FIG. 4 is a block diagram showing the configuration of a network speech recognition system in a third embodiment of the present invention.
FIG. 5 is a block diagram showing the configuration of speech recognition processing of the network speech recognition system in the fourth embodiment of the present invention.
FIG. 6 is a flowchart of a program having a configuration in which the central processing means in the fifth embodiment of the present invention is a program process.

Claims

Has a electrical device having a separate ID provided with a microphone for converting sound into electrical signals, and a central processing unit with a built-in voice recognition means are connected with the electrical equipment and the line, the operator of the electrical device Inputs an operation command from the microphone, the electric device sends a voice signal and the individual ID to the central processing means, and the central processing means performs voice recognition processing of the transmitted voice signal and the voice. It is an operation command that is accepted by identifying the electrical device that has sent the signal, searching the voice signal for each electrical device from the audio signal, and determining whether the operation command is accepted by the electrical device. If the stipulated by electrical equipment in advance the electric device based on if the processing result is verified is accepted examined whether the conditions which are accepted now as the central processing unit Network speech recognition system configured to transmit a predetermined operating output to the electrical device.

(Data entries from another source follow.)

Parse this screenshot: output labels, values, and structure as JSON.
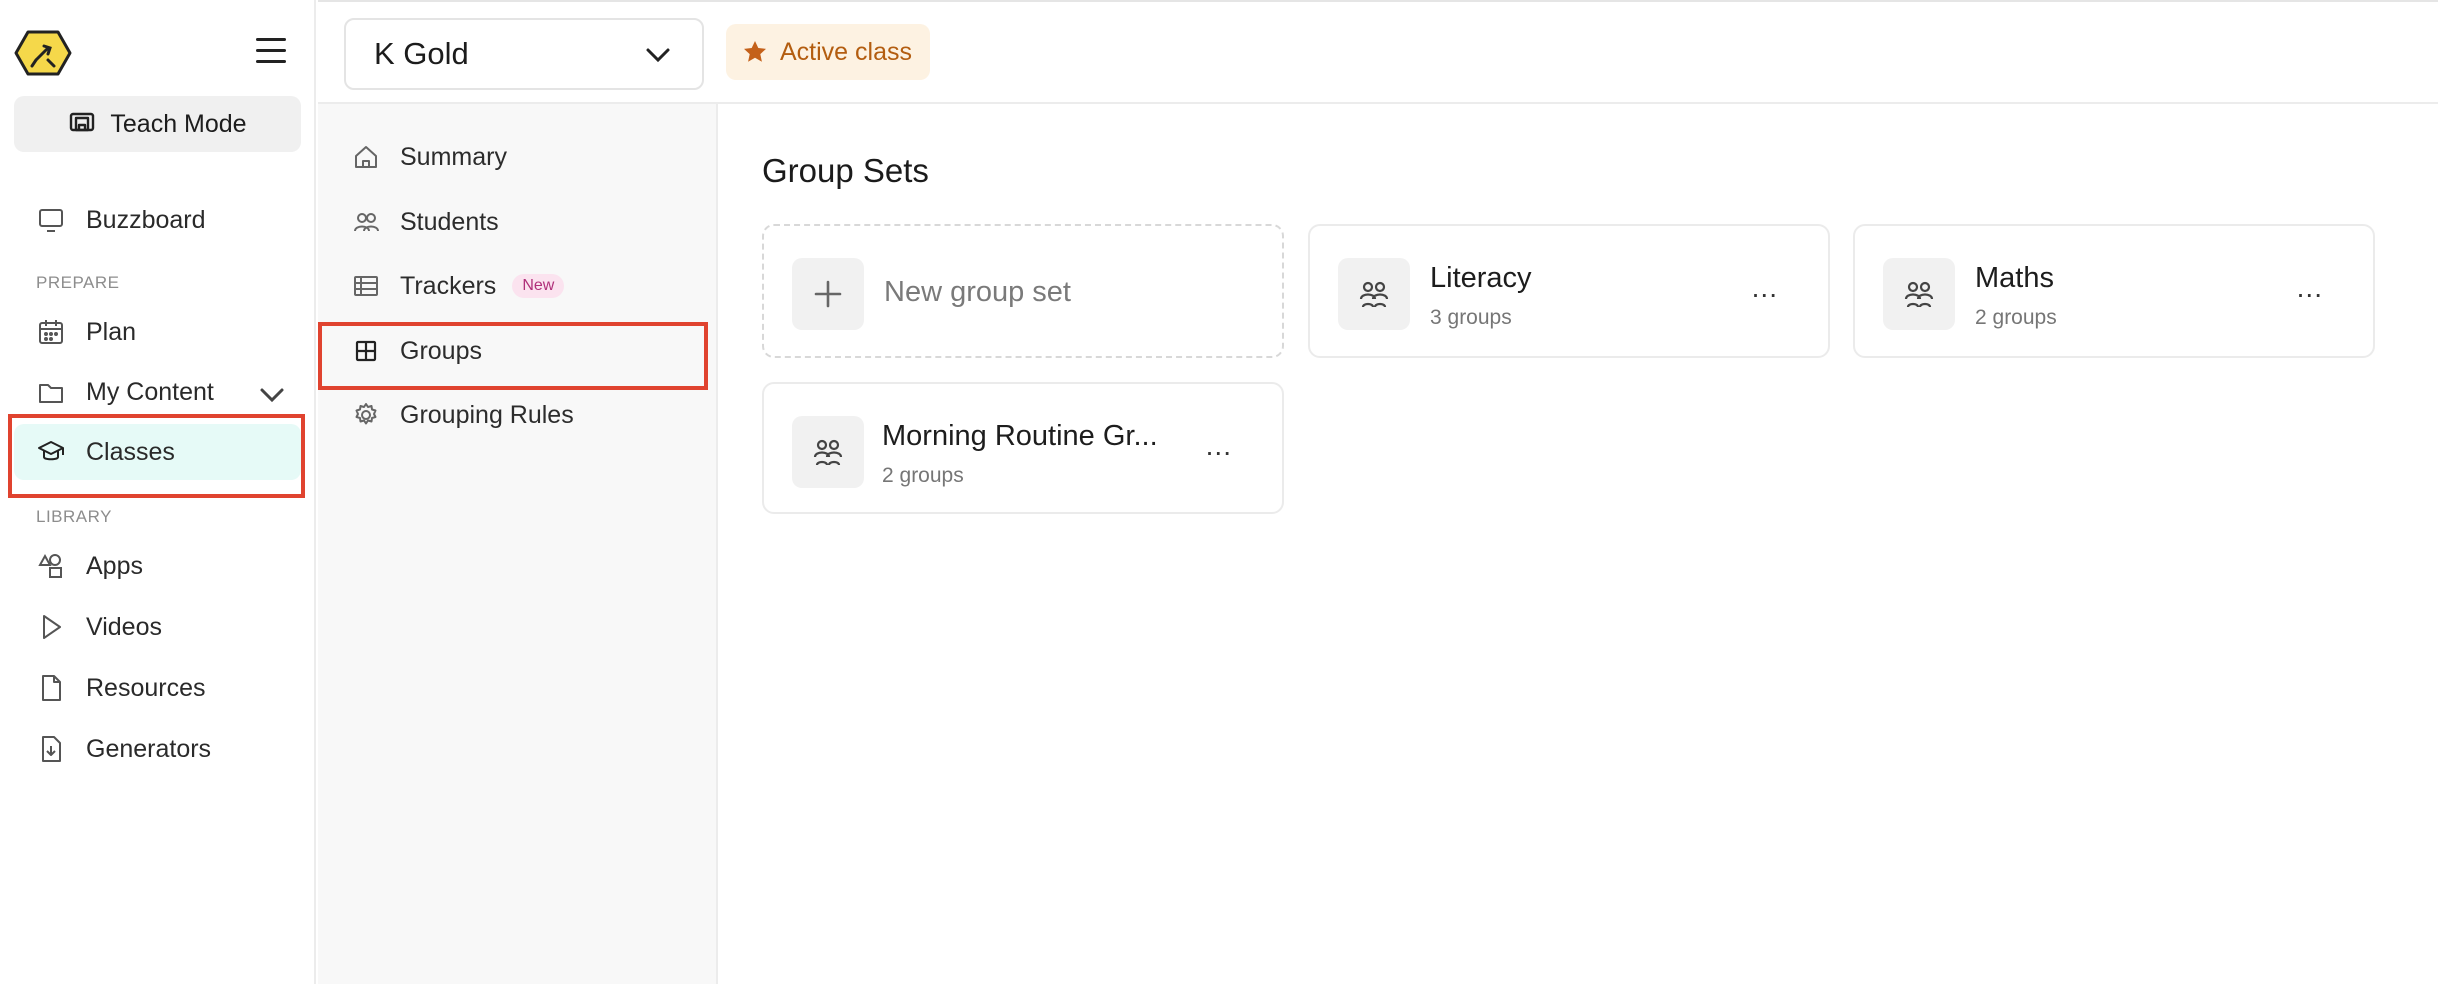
{
  "sidebar": {
    "teach_mode_label": "Teach Mode",
    "items": {
      "buzzboard": "Buzzboard",
      "plan": "Plan",
      "my_content": "My Content",
      "classes": "Classes",
      "apps": "Apps",
      "videos": "Videos",
      "resources": "Resources",
      "generators": "Generators"
    },
    "sections": {
      "prepare": "PREPARE",
      "library": "LIBRARY"
    }
  },
  "topbar": {
    "class_name": "K Gold",
    "active_badge": "Active class"
  },
  "subnav": {
    "items": {
      "summary": "Summary",
      "students": "Students",
      "trackers": "Trackers",
      "trackers_badge": "New",
      "groups": "Groups",
      "grouping_rules": "Grouping Rules"
    }
  },
  "main": {
    "title": "Group Sets",
    "new_group_set_label": "New group set",
    "cards": [
      {
        "title": "Literacy",
        "subtitle": "3 groups",
        "more": "..."
      },
      {
        "title": "Maths",
        "subtitle": "2 groups",
        "more": "..."
      },
      {
        "title": "Morning Routine Gr...",
        "subtitle": "2 groups",
        "more": "..."
      }
    ]
  },
  "colors": {
    "highlight": "#e0432f",
    "active_nav_bg": "#e6faf7",
    "badge_bg": "#fdf2e2",
    "badge_text": "#b35d10",
    "new_badge": "#b0307a"
  }
}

The network voice recognition system according to claim 1, comprising a plurality of the electric devices.

2. The electric apparatus comprising means for converting the sound into an electric signal further comprises an A / D converter, and is configured to convert the sound into a digital signal and transmit it to the central processing means via a line. Network voice recognition system.

The network speech recognition system according to claim 1, wherein the speech recognition processing performed by the central processing unit is speech recognition processing based on linear prediction analysis (LPC), vector quantization (VQ), and hidden Markov model (HMM).

2. The network according to claim 1, wherein the central processing unit is configured to synthesize a predetermined voice from the memory and transmit it via a line when a message needs to be transmitted to the electrical device based on a voice recognition processing result. Speech recognition system.

2. The network voice recognition system according to claim 1, wherein the central processing unit includes hardware for performing voice recognition and a program for performing software processing.

The electrical device converts the sound into an electrical signal, the electrical device transmits the audio signal and the individual ID, and the central processing unit identifies the electrical device by the transmitted individual ID and Performing a voice recognition process; searching a voice list registered for each electric device from the voice signal to determine whether the electric device is an operation command to be accepted; It is composed of a step of transmitting a predetermined operation output determined in advance by the electric device and the central processing unit to the electric device based on a processing result if the device is confirmed and checked and accepted . Network speech recognition method.

The electrical device converts the sound into an electrical signal, the electrical device transmits the speech signal and the individual ID, and the central processing unit identifies the electrical device by the transmitted individual ID, A step of performing speech recognition processing; a speech list registered for each electrical device is searched from the speech signal to determine whether the electrical command is accepted; If the device is confirmed and checked to be accepted, and if it is accepted, a predetermined operation output determined in advance by the electric device and the central processing unit based on a processing result is transmitted to the electric device . Network speech recognition program.